Michele Roberts advises us to eat like bullocks

People with eating disorders should follow the example of bullocks

The country roads rattle with lorries full of maize. The harvest is several weeks earlier than usual, because of the great summer heat. Monsieur Dupont, my neighbour, stopped for a chat when he drove past, and shook his head: it's a disaster. As the grass in the meadows is parched, he has to bring up extra hay for his cattle. Since, like humans, they like to eat morning, noon and night, this costs a lot.

If you're not a farmer, you can rejoice in the exquisite autumn weather. Mist at sunrise, and then the golden sun breaking through. Blue skies all day, and a cool breeze springing up at dusk. Still warm enough to sit outside for the evening aperitif and contemplate the loaded pear tree, the grape vine heavy with fruit, ripe for picking.

There I was, the other night, waiting for sunset, sitting on the front step with a book and a glass of wine, lost in some Keatsian dream of mellow fruitfulness, when I was roused by the sound of chomping. I looked up. Two bullocks, desperate for some fresh greens, had broken through their electric fence and were munching my hedge. I had to stop them straying past the house and down the lane towards the road, where tractors hurtle by and they would be in danger. I was on my own, so I phoned for help. All the neighbours were out, either doing the milking or the harvesting. Eventually Monsieur Patureau, from down the road, raced up, along with his little daughter. We fastened the bullocks back in, and the Patureaus came in for an aperitif. I cut them a bunch of roses to say thank you and waved them off.

Back to the step to watch the sun go down and the moon rise. More chomping. The bullocks had got out again. This time they were down in the potager, happily working their way through the spinach and lettuces. I managed to get hold of Monsieur Dupont. While I waited for him, I guarded the bullocks - but from a distance, not wanting to alarm them and set them galumphing about.

Monsieur and Madame Dupont eventually arrived. More herding. The ringleader bullock, the villain of the piece, who is apparently always escaping, was taken further up the lane and put in a pen all on his own until morning. The gate was firmly lashed. We walked around the fields testing the electric fence, by the light of my torch, and then we all sat in my kitchen drinking wine and chatting. Next day, the herd was moved back closer to the farm.

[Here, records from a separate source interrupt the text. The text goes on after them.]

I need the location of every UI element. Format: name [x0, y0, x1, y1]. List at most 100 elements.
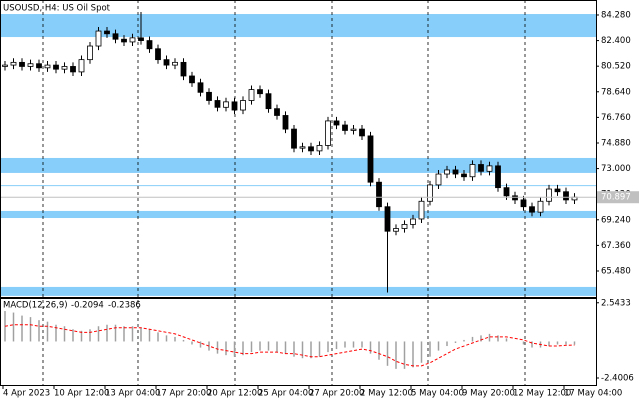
candle-body	[554, 188, 561, 193]
candle-body	[486, 165, 493, 172]
candle-body	[503, 187, 510, 197]
candle-body	[197, 82, 204, 93]
candle-body	[427, 184, 433, 202]
bid-label: 70.897	[601, 193, 631, 203]
candle-body	[546, 188, 552, 202]
candle-body	[240, 100, 246, 111]
candle-body	[180, 61, 187, 77]
y-tick-label: 65.480	[601, 266, 631, 276]
candle-body	[172, 61, 178, 66]
candle-body	[282, 115, 289, 130]
x-tick-label: 13 Apr 04:00	[105, 389, 160, 399]
candle-body	[265, 93, 272, 110]
candle-body	[384, 206, 391, 232]
marks	[1, 11, 599, 389]
y-tick-label: -2.4006	[601, 374, 634, 384]
candle-body	[95, 30, 102, 47]
candle-body	[444, 169, 450, 175]
candle-body	[452, 169, 459, 175]
candle-body	[138, 37, 144, 41]
chart-title: USOUSD, H4: US Oil Spot	[3, 4, 111, 14]
candle-body	[342, 124, 348, 131]
candle-body	[359, 128, 365, 137]
indicator-value: -0.2094	[71, 301, 104, 311]
bid-label-box	[597, 191, 639, 204]
candle-body	[53, 64, 59, 70]
candle-body	[10, 61, 17, 66]
y-tick-label: 78.640	[601, 87, 631, 97]
candle-body	[350, 128, 357, 131]
candle-body	[87, 45, 93, 61]
candle-body	[333, 120, 340, 126]
y-tick-label: 74.880	[601, 138, 631, 148]
candle-body	[121, 38, 127, 43]
candle-body	[410, 218, 416, 225]
candle-body	[36, 63, 42, 69]
x-tick-label: 10 Apr 12:00	[54, 389, 109, 399]
x-tick-label: 20 Apr 12:00	[207, 389, 262, 399]
candle-body	[563, 191, 569, 201]
candle-body	[469, 164, 476, 178]
candle-body	[495, 165, 501, 189]
candle-body	[27, 63, 34, 67]
candle-body	[19, 61, 25, 67]
candle-body	[461, 173, 467, 178]
candle-body	[291, 128, 297, 149]
candle-body	[2, 64, 8, 67]
candle-body	[418, 200, 425, 220]
candle-body	[112, 33, 119, 40]
candle-body	[129, 37, 136, 43]
candle-body	[529, 206, 535, 213]
indicator-value: -0.2386	[108, 301, 141, 311]
price-zone	[1, 210, 596, 219]
candle-body	[299, 146, 306, 149]
candle-body	[104, 30, 110, 35]
candle-body	[274, 108, 280, 116]
y-tick-label: 69.240	[601, 215, 631, 225]
x-tick-label: 25 Apr 04:00	[258, 389, 313, 399]
candle-body	[248, 89, 255, 101]
candle-body	[257, 89, 263, 95]
x-tick-label: 17 May 04:00	[564, 389, 622, 399]
price-zone	[1, 157, 596, 173]
candle-body	[512, 195, 518, 201]
candle-body	[206, 91, 212, 101]
candle-body	[44, 64, 51, 69]
y-tick-label: 67.360	[601, 241, 631, 251]
candle-body	[316, 145, 323, 152]
y-tick-label: 82.400	[601, 36, 631, 46]
y-tick-label: 2.5433	[601, 298, 631, 308]
candle-body	[478, 164, 484, 172]
candle-body	[367, 135, 374, 183]
candle-body	[393, 228, 399, 232]
x-tick-label: 12 May 12:00	[513, 389, 571, 399]
candle-body	[308, 146, 314, 152]
candle-body	[325, 120, 331, 146]
x-tick-label: 27 Apr 20:00	[309, 389, 364, 399]
y-tick-label: 73.000	[601, 164, 631, 174]
price-zone	[1, 14, 596, 38]
signal-line	[4, 324, 575, 367]
x-tick-label: 17 Apr 20:00	[156, 389, 211, 399]
price-pane-frame	[0, 0, 597, 298]
candle-body	[520, 199, 527, 208]
labels: USOUSD, H4: US Oil Spot MACD(12,26,9) -0…	[3, 4, 639, 399]
candle-body	[78, 59, 85, 73]
candle-body	[214, 100, 221, 108]
candle-body	[537, 200, 544, 213]
x-tick-label: 5 May 04:00	[411, 389, 464, 399]
candle-body	[231, 101, 238, 111]
candle-body	[146, 40, 153, 50]
candle-body	[61, 66, 68, 70]
candle-body	[223, 101, 229, 108]
candle-body	[401, 224, 408, 229]
candle-body	[163, 59, 170, 66]
candle-body	[435, 173, 442, 186]
x-tick-label: 4 Apr 2023	[3, 389, 50, 399]
x-tick-label: 2 May 12:00	[360, 389, 413, 399]
y-tick-label: 76.760	[601, 113, 631, 123]
y-tick-label: 80.520	[601, 62, 631, 72]
macd-pane-frame	[0, 298, 597, 386]
candle-body	[70, 66, 76, 73]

The animals know what to do. When they are hungry, they search for food and eat it. When they are full, they stop. Simple. People with eating disorders should follow their example. But, of course, it isn't that easy. When I was an anxious young woman in my early twenties, coping badly with the stresses of life, work, love and sex, I used to overeat and then diet madly. Food was a tranquilliser, building a safe wall of fat against a chaotic and threatening world. Dieting offered manic fantasies of control.

Many years later, having cheerfully come out as greedy, I trace some of the anguish back to infancy, and the rigid feeding schemes forced on our mothers by cruel childcare experts such as Dr Truby King, who forbade feeding babies on demand. Starving, desperate and panicky, I longed for food, but also feared it because it provoked such need and rage. (Sex brought up similarly violent emotions.) I couldn't believe I'd ever stop starving, ever be fed again. And I didn't grow up in a culture that nurtured and nourished young women, which tolerated our desires to offer our own particular gifts.

I worked out, in the end, that in order to eat normally and healthily, it is crucial to be able to believe in the future. You don't have to overeat now, because you can eat again later, when you are hungry again.

In this sense, you are believing in a future in which you will be loved. Love will return, and feed you, and make you fulfilled and happy. Love is the bullocks, and the spinach, and the pears, and the grapes. Love, like the maize harvest, will come round again.